A type of seizure that occurs in children with a high fever (>37.8 degrees).
They are NOT due to underlying pathology such as epilepsy, infection or tumours.
What age do febrile convulsions occur?
ONLY in children between 6 months to 5 years.
How common are febrile convulsions?
Relatively common, with around 2-5% of children experiencing at least one.
Association between febrile convulsions and epilepsy?
A small proportion of children who experience them do go on to develop epilepsy later in childhood, particularly if they have experienced more than one.
What are some causes of febrile seizures?
Any febrile illness can cause febrile seizures, but around 80% are viral.
Common causes:
- Respiratory tract infections
- Otitis media
- UTIs
- Influenza
What is a simple febrile convulsion?
Generalised tonic clonic seizures.
These last less than 15 minutes and only occur once during a single febrile illness.

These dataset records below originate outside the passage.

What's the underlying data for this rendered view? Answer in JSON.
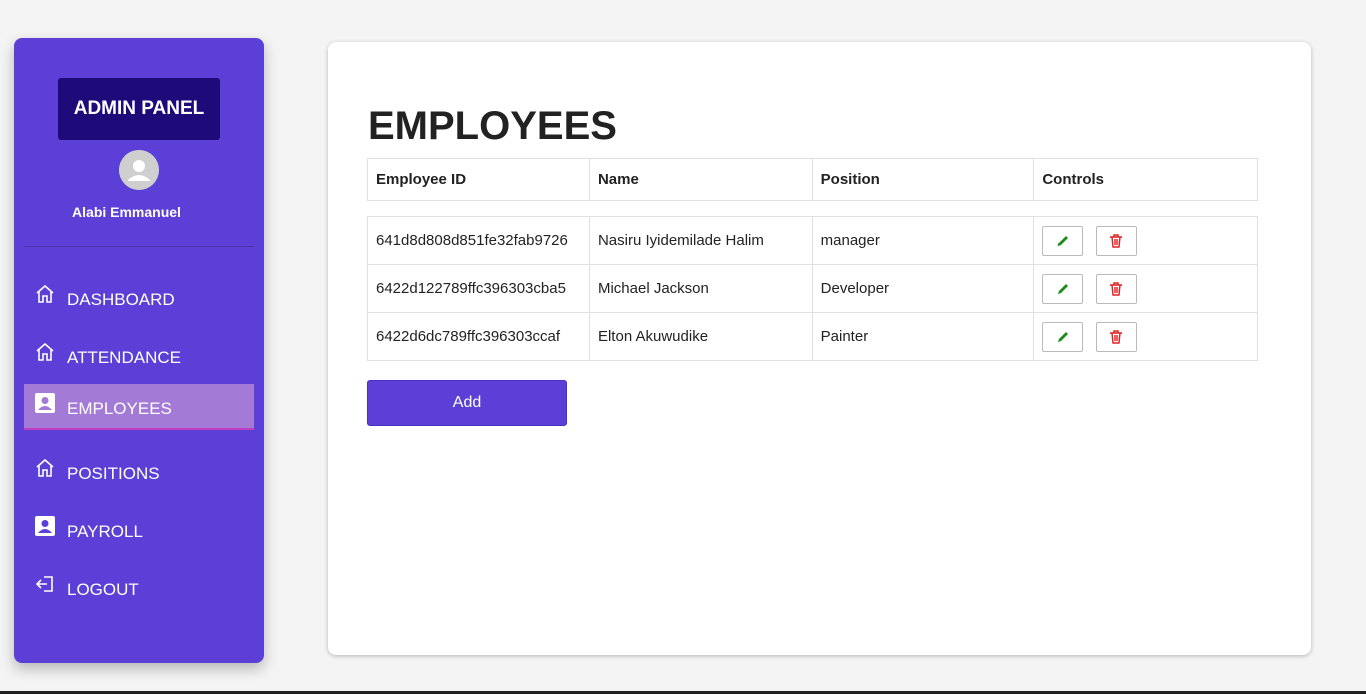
{
  "sidebar": {
    "brand": "ADMIN PANEL",
    "user_name": "Alabi Emmanuel",
    "items": [
      {
        "label": "DASHBOARD",
        "icon": "home-icon"
      },
      {
        "label": "ATTENDANCE",
        "icon": "home-icon"
      },
      {
        "label": "EMPLOYEES",
        "icon": "person-badge-icon",
        "active": true
      },
      {
        "label": "POSITIONS",
        "icon": "home-icon"
      },
      {
        "label": "PAYROLL",
        "icon": "person-badge-icon"
      },
      {
        "label": "LOGOUT",
        "icon": "logout-icon"
      }
    ]
  },
  "main": {
    "title": "EMPLOYEES",
    "table": {
      "headers": [
        "Employee ID",
        "Name",
        "Position",
        "Controls"
      ],
      "rows": [
        {
          "id": "641d8d808d851fe32fab9726",
          "name": "Nasiru Iyidemilade Halim",
          "position": "manager"
        },
        {
          "id": "6422d122789ffc396303cba5",
          "name": "Michael Jackson",
          "position": "Developer"
        },
        {
          "id": "6422d6dc789ffc396303ccaf",
          "name": "Elton Akuwudike",
          "position": "Painter"
        }
      ]
    },
    "add_label": "Add"
  },
  "colors": {
    "sidebar_bg": "#5b3fd6",
    "brand_bg": "#1f0a7a",
    "active_item_bg": "#a37ad6",
    "edit_icon": "#1a8a1a",
    "delete_icon": "#e02020"
  }
}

What is a complex febrile convulsion?
Febrile convulsions can be described as complex when they:
1) consist of partial or focal seizures, or
2) last more than 15 minutes, or
3) occur multiple times during the same febrile illness.
Do they majority of children with febrile seizure present with a simple or complex febrile convulsion?
Simple (75%)
Clinical features of a simple febrile convulsion?
1) generalised tonic-clonic seizure: muscle stiffness and jerking or shaking of the limbs
may also have:
2) breathing difficulties
3) pallor
4) cyanosis
5) LOC
6) post-ictal period (from minutes to hours)
Clinical features of complex febrile convulsions?
Present similarly to simple febrile convuslions but:
- more focal features e.g. movement limited to only one side of the body
- last >15 mins
- recur within 24 hours or within the same illness
- post-ictal period is often prolonged
Define febrile status epilepticus
A subgroup of complex febrile seizure where the seizure lasts >30 mins (or there are multiple seizures lasting a total of 30 minutes without recovery between each one).
These are unlikely to resolve without intervention.